Mindfulness Programming Improves Sleep Quality, Stress Reduction in Survivors and Caregivers

January 15, 2020

Researchers indicated that this sort of non-pharmaceutical programming is warranted to enhance quality of life as the cancer population continues to grow.

A study published in OBM Neurobiology suggested that psychosocial continued care, such as mindfulness programming, may enhance sleep quality, perceived stress, and resilience for those living with the impact of a cancer diagnosis.1

As the number of survivors and caregivers increases, non-pharmaceutical programming like Mindfulness in Motion (MIM) is warranted to enhance quality of life and support this population, according to the authors. 

MIM is a mindfulness-based intervention that previously demonstrated significant biologic and positive psychosocial outcomes with adult working populations. In this study, researchers utilized MIM to assess sleep, resilience, and perceived stress in survivors and caregivers across all stages and various types of cancer. 

“The findings of this pilot study will be valuable in refining the intervention and planning a larger randomized controlled trial,” lead author Maryanna Klatt, a professor in the Department of Family Medicine at The Ohio State University College of Medicine, said in a press release.2 “We plan to film and disseminate, via video, the Mindfulness in Motion intervention for cancer survivors so that survivors who live varying distances from academic medical centers could have access to the program.” 
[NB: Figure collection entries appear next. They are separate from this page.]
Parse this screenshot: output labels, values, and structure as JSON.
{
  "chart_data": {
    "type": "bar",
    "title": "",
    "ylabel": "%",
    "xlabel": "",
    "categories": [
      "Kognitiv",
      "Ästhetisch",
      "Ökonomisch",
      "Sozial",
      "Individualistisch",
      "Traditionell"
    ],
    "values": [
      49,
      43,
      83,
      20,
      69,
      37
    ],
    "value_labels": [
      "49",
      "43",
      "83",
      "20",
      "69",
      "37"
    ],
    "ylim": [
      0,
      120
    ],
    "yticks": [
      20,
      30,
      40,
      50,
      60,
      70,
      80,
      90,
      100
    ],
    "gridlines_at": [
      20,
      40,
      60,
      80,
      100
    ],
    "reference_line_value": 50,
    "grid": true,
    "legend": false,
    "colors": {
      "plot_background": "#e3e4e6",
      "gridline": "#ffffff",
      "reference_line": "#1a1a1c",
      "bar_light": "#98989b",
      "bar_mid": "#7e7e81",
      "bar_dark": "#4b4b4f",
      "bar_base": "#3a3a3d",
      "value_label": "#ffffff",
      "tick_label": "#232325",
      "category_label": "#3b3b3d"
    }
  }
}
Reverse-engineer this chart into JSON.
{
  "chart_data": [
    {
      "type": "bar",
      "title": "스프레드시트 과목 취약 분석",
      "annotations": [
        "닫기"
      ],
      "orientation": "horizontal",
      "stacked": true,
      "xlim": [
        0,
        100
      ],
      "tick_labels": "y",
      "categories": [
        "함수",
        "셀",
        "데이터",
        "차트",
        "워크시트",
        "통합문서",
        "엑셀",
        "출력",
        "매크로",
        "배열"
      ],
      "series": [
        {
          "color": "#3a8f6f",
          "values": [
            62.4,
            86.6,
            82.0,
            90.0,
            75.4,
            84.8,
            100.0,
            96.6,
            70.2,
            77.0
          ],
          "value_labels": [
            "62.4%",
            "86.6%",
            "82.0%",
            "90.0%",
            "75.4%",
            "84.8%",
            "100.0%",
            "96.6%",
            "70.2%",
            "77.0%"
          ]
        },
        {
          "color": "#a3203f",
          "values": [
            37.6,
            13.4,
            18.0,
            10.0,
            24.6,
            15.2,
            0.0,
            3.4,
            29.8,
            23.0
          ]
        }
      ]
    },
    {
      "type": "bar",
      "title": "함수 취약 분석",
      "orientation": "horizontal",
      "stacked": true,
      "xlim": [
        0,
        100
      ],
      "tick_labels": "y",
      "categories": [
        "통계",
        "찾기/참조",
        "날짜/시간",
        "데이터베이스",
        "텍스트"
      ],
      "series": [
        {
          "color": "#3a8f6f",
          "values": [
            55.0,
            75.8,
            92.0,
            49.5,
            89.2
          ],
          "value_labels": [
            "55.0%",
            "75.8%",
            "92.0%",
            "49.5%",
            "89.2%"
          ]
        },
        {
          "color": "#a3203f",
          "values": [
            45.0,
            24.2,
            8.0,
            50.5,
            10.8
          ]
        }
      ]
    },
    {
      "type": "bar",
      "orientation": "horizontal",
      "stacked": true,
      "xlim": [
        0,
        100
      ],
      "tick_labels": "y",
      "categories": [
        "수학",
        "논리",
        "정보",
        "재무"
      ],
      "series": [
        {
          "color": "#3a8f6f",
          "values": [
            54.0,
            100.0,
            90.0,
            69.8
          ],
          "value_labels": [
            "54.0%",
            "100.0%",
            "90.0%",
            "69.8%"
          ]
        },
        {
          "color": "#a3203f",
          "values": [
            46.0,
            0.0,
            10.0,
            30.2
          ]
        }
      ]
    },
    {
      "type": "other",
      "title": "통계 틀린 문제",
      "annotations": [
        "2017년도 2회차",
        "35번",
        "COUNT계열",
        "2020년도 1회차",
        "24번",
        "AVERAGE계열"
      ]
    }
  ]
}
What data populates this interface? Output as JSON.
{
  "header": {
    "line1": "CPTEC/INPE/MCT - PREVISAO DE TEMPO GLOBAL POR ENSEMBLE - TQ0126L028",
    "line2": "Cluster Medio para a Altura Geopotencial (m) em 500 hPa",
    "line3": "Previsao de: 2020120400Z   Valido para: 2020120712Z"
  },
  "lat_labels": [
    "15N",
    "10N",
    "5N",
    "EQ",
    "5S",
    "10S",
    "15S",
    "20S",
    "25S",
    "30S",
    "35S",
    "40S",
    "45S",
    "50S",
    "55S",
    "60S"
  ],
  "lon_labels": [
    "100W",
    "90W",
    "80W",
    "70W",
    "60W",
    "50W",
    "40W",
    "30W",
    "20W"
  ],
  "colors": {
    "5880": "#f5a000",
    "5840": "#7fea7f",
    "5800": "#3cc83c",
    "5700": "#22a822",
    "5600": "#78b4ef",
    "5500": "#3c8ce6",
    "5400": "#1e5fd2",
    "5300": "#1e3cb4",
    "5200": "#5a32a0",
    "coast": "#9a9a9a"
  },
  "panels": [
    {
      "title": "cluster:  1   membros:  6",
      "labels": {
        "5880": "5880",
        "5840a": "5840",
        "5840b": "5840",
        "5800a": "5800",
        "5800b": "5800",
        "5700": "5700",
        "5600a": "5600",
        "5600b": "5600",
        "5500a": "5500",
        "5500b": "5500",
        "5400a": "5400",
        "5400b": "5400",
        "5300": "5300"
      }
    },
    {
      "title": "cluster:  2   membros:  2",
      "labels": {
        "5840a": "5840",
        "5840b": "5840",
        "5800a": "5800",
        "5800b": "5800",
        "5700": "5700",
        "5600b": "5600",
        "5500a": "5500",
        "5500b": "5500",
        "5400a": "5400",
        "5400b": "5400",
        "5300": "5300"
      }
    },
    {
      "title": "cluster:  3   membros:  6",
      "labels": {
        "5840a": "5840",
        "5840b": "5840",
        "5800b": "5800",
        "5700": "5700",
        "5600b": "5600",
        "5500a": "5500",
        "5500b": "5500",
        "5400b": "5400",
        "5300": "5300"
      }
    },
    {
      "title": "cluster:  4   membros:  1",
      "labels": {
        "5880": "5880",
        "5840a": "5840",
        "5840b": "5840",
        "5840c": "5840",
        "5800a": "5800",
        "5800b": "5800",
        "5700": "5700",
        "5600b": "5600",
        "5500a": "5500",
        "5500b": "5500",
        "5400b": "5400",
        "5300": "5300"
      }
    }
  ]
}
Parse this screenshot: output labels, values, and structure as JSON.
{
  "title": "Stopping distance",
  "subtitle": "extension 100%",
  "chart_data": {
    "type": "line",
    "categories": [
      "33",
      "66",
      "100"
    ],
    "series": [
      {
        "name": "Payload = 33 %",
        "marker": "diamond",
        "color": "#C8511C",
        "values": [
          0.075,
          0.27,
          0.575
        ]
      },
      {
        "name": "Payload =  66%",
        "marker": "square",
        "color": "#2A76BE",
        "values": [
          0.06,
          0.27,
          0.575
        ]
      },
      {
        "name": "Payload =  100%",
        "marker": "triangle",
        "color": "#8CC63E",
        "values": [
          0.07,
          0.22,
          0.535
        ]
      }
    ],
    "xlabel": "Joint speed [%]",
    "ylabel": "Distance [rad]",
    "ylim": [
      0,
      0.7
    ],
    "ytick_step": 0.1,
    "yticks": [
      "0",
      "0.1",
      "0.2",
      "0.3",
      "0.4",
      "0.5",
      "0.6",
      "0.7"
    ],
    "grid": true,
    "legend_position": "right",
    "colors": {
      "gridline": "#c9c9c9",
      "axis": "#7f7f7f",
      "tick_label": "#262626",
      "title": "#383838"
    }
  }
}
In this cohort of 20 cancer survivors and 5 caregivers, participants attended 1-hour group meetings once a week and individually performed prerecorded mindfulness meditations accompanied by music and gentle yoga movements daily across an 8-week period. Significant improvements were seen in sleep quality (P < 0.01), resilience (= 0.016), and perceived stress (P < 0.01), with participants noting the importance of having a mixed group of both survivors and caregivers in the group intervention. Additionally, the majority of patients found the components of the intervention very helpful and expressed satisfaction with the program.

“This marks the first time the Mindfulness in Motion program has been tested in cancer survivors and their caregivers, and these findings support this mindfulness intervention as feasible and well-accepted,” Klatt said. 

Participants reported that they most benefited from the group dynamics from the program, as well as from the information provided. Studies have previously evidenced psychosocial support as central to reducing cancer-related distress, finding MBIs to be particularly effective for worry, which could be a significant inhibitor of sleep quality. In qualitative reflective commentary collected, all aspects of the intervention were rated by participants at least an 8.3 out of 10, with 10 being “very useful.” 

Additionally, survivors expressed most wanting more lifestyle information during their weekly sessions, indicating that cancer survivors are open to learning more about living with cancer and could benefit from programs that provide this information in a clinical setting. Research has also shown mindfulness interventions to be effective for not only managing symptom burden, but also in affecting various health behaviors, including eating and smoking. 

“This demonstrates that an intervention like MIM could be doubly effective for cancer survivors by providing an avenue for health behavior change to a group that is open, and ripe, to make such changes,” the authors wrote. 

Randomized controlled trials comparing MIM with usual care and MIM with the longer mindfulness-based stress reduction are needed to establish the value of this care in affecting resilient cancer survivorship and overall sleep quality garnered via MIM, according to researchers.

References:

1. Klatt MD, Wise E, Gabram O, Huber M, Wei L, Katz M. Exploring Quality of Sleep, Perceived Stress and Resilience in Cancer Survivorship: A Feasibility Study of Mindfulness in Motion. OBM Neurobiology. doi:10.21926/obm.neurobiol.1904047.

2. Study: Mindfulness Improves Sleep, Reduces Stress in Cancer Survivors, Caregivers [news release]. Columbus, Ohio. Published December 20, 2019. wexnermedical.osu.edu/mediaroom/pressreleaselisting/study-mindfulness-improves-sleep-reduces-stress-in-cancer-survivors-caregivers. Accessed January 14, 2020.